Lüksemburg ve Strazburg yargıçları ısrarla, bu alanda ortak bir anlayışın olmadığını ileri sürmüşler ve kamu düzeni kavramını açık bir şekilde sınırlandırmaktan kaçınmışlardır. Bu durum karşısında öğretide bazı yazarlar, kamu düzeni kavramında pratikte tanımlanamayan bir egemenlik kavramının saklı olduğunu ileri sürmüşlerdir.

Ulusal çıkarlar kapsamında, kamu düzeni, sadece özgürlük ve düzen arasında değil, birbirleriyle ilişki halindeki hukuk düzenlerinde bulunan emredici hükümler arasında da bir sentez gerçekleştirmektedir.

Kamu düzeni kavramının ulusal bir boyuta sahip olması, açık bir gerçeklik olduğu kadar özel olarak korunan bir özelliktir.

Kamu düzeninin Avrupa boyutu ise hukukun üstünlüğü, Sözleşme ile güvence altına alınan özgürlüklere saygı ve Avrupa bölgesine aidiyet fikri olmak üzere üç temel değerin etkisiyle zamanla gelişmiştir.

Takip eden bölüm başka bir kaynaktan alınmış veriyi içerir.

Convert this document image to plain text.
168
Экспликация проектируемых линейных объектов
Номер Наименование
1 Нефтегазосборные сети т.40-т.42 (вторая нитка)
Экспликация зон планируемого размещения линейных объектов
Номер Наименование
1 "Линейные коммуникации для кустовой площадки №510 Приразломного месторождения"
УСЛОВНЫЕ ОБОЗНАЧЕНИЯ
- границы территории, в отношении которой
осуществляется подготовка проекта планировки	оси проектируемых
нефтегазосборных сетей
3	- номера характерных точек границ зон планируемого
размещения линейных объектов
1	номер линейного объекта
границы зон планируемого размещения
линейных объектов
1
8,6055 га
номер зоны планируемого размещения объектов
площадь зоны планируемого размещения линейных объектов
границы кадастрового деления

Farklı derecelerde de olsa bu değerler emredici niteliktedirler ve Avrupa kamu düzeninin unsurlarını oluştururlar. Gerek AİHM, gerekse ATAD tarafından hatırlatılan bu değerler, ulusal çıkarları ekarte etmeksizin, fakat bunların tanımlarına az çok yeni unsurlar ekleyerek ulusal makamları bağlamaktadırlar.

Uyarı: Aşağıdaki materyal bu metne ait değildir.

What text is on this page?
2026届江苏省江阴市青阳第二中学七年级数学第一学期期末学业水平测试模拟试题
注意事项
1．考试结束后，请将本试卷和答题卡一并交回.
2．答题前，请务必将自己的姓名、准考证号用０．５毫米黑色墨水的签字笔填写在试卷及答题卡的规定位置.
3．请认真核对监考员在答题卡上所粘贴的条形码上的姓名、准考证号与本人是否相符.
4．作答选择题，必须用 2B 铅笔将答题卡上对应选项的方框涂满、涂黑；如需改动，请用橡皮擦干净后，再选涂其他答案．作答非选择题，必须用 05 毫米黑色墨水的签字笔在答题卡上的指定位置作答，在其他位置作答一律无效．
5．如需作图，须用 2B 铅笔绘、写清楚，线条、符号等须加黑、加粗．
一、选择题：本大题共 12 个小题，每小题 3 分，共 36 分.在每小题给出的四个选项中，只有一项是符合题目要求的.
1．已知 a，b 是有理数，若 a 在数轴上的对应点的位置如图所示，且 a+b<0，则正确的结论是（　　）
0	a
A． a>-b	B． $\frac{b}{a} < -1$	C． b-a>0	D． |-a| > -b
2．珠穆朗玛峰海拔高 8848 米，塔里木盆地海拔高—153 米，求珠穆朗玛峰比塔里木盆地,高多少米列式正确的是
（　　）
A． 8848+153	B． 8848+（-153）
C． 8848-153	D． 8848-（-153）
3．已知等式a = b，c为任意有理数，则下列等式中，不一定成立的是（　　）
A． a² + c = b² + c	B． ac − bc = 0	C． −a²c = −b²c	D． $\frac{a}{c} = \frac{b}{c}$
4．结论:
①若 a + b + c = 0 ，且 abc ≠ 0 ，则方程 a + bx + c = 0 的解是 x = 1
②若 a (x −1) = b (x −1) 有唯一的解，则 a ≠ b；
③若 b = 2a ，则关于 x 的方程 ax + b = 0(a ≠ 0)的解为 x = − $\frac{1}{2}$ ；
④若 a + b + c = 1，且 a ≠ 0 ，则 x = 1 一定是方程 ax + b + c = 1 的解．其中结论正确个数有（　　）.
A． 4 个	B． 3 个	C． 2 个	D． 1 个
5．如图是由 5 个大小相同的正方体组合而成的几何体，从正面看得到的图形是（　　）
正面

Türkiye, Anayasa ile uluslararası antlaşmaların iç hukuk düzeninde doğrudan etki yaratacağını kabul etmiştir. Anayasa’nın 90. maddesine göre usulüne göre yürürlüğe konulmuş uluslararası antlaşmalar kanun hükmündedir. Türk hukuk sistemi, uluslararası antlaşmaların iç hukukta uygulanması bakımından tekçi bir hukuk düzeni olduğundan AİHS devletin bütün organları açısından olduğu gibi mahkemeler önünde de doğrudan uygulanabilirlik özelliğine sahiptir.

 

 

II- Kamu Düzeni Kavramının Doktrinde ve Yargıda Tartışılması

 

Von Tuhr’a göre, kamu düzeninden; korunma ve uygulamasında, toplumun büyük yararı bulunduğu kabul edilen özel hukuk kuralları anlaşılmak gerekir.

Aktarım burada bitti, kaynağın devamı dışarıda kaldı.